Faith: Is the Spirit of Sudan now in Nigeria?

by The Preacher

Early in September 2011, while fasting and praying for the national prayer retreat, the word of the Lord came to me telling me to “pray against the Spirit of Sudan.”

I understood the word to mean that the principality that had sponsored Sudan’s very oppressive anti-Christ Islamic regime, and sustained twenty cruel years of a most ravaging civil war between the Christian south and the Islamized north, was seeking another abode, in Nigeria. I took it as a personal prayer point even though, later, I had to send out sms’s to a few friends. The message as I understood it seemed well explained in Luke 11:24-26, especially the first half of verse 24 which says:

24 When the unclean spirit is gone out of a man[a territory, Sudan], he walketh through dry places, seeking rest ; and finding none, he saith, I will return unto my house whence I came out.

    25 And when he cometh, he findeth it swept and garnished.

    26 Then goeth he, and taketh to him seven other spirits more wicked than himself; and they enter in, and dwell there: and the last state of that man is worse than the first.

This reminds me so much of the Kenyan experience decades ago, when a group of intercessors in a teacher training school suddenly had a vision of furious red horses galloping towards their country. Intercepted by timely prayers, the horses diverted from the border of Kenya into Somalia next door. Somalia has not been a normal country ever since, with several attacks from Islamic insurgencies.

In September 9-11, 2011, there was the retreat of The Preacher in Jos, Nigeria. During the prayer vigil on the second night, a sister with remarkable prophetic gifts raised a prayer concern about Nigeria. She used the same words to describe her burden as she called us all to pray against “the spirit of Sudan.” I was frightened!

It was no mere coincidence. I realised at once that God had confirmed His word in the mouth of a second witness. Anyone who has gone through the horrors of one civil war will never wish to experience another. Ask them in Liberia, Sierra Leon, Libya, and ask the elders in eastern Nigeria who suffered the Biafran war.

Four days before Christmas, we posted the online message, “When Feasting is Unpardonable Sin ,” warning that in this season of Christmas festivity and the threats of Islamic jihad in Nigeria, it might not be permitted for everyone to enjoy a feast when the land mourns. St. Theresa Catholic Church at Madalla, on the outskirts of Abuja the capital city of Nigeria, was bombed by a suicide bomber at the close of Christmas service as worshippers were queuing to leave. Over 40 deaths have been reported, besides several injured and inestimable property damaged. What jolted me was the Yahoo News on the tragedy: “Boko Haram is trying to ignite a sectarian civil war in a country split evenly between Christians and Muslims” http://news.yahoo.com/islamists-kill-dozens-nigeria-christmas-bombs-081417359.html It sounded so much to me like the word of the Lord about the agenda of the Spirit of Sudan. Could that be a third witness from the mouth of a prophetic internet donkey?

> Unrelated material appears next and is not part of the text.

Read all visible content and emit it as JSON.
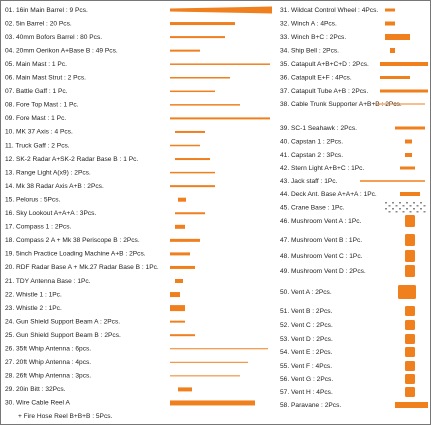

Some hundreds of years ago, Egypt was a very Christian territory, as also was Libya and the rest of northern Africa. Today, the story is pathetically different. Ephesus, where Paul once preached, which had the first of the seven churches to which Jesus sent special letters, it is said, does not have a church anymore. Its candle has gone out, as Jesus had warned in Revelation 2:5. Islam has taken over that city, and others like it.

May our children not rise up in the next fifty years to curse us fathers and mothers whose knees were too stiff to bend, whose lazy brains and fearful hands knew nothing to do while the spiritual topography changed against their tender future. As a Bishop recently feared and warned, may they not have to spit on our graves someday, that while we pursued our insatiable greed and stuffed our protruding bellies with stolen wine, we wasted our political privileges in the houses of parliament and the other corridors of economic and political power, shamefully unlike another woman centuries ago who in similar circumstances swore, “If I perish, I perish” (Esther 4:16).

Last night, during my midnight prayers, the date “January 12” came to me as having been marked for a surprise attack in an unsuspecting location. I wish I can right away tell where, but it could be somewhere in one of the ‘safer’ southern cities. Watch and pray; pray with eyes open in this season.

Often, one hears the understandable remarks of aggrieved southern Nigerians, that the country should split, and “let them go their own way.” It is not so easy, for many reasons that this is not the place to explain. Besides, by such expressions, unawares, these make prayers in support of the very Spirit of Sudan.

Someday, soon, the mystery of the fifth seal shall speak from under the altar in Heaven, and there shall come “the great day” of the wrath of the lamb that sits on the throne. In that day, there shall be no hiding place in the dens and rocks and mountains “from the face of him that sitteth on the throne, and from the wrath of the Lamb” (Revelation 6:14-17). May that day come soon, in Jesus name. Amen.

May the world join us now to contend against the Spirit of Sudan. We would rather have those prayers now than relief materials later for a war-torn people, should that wandering spirit somehow find abode here, aided by the bloody invocations of its armed priests that have already offered more than sufficient provocations.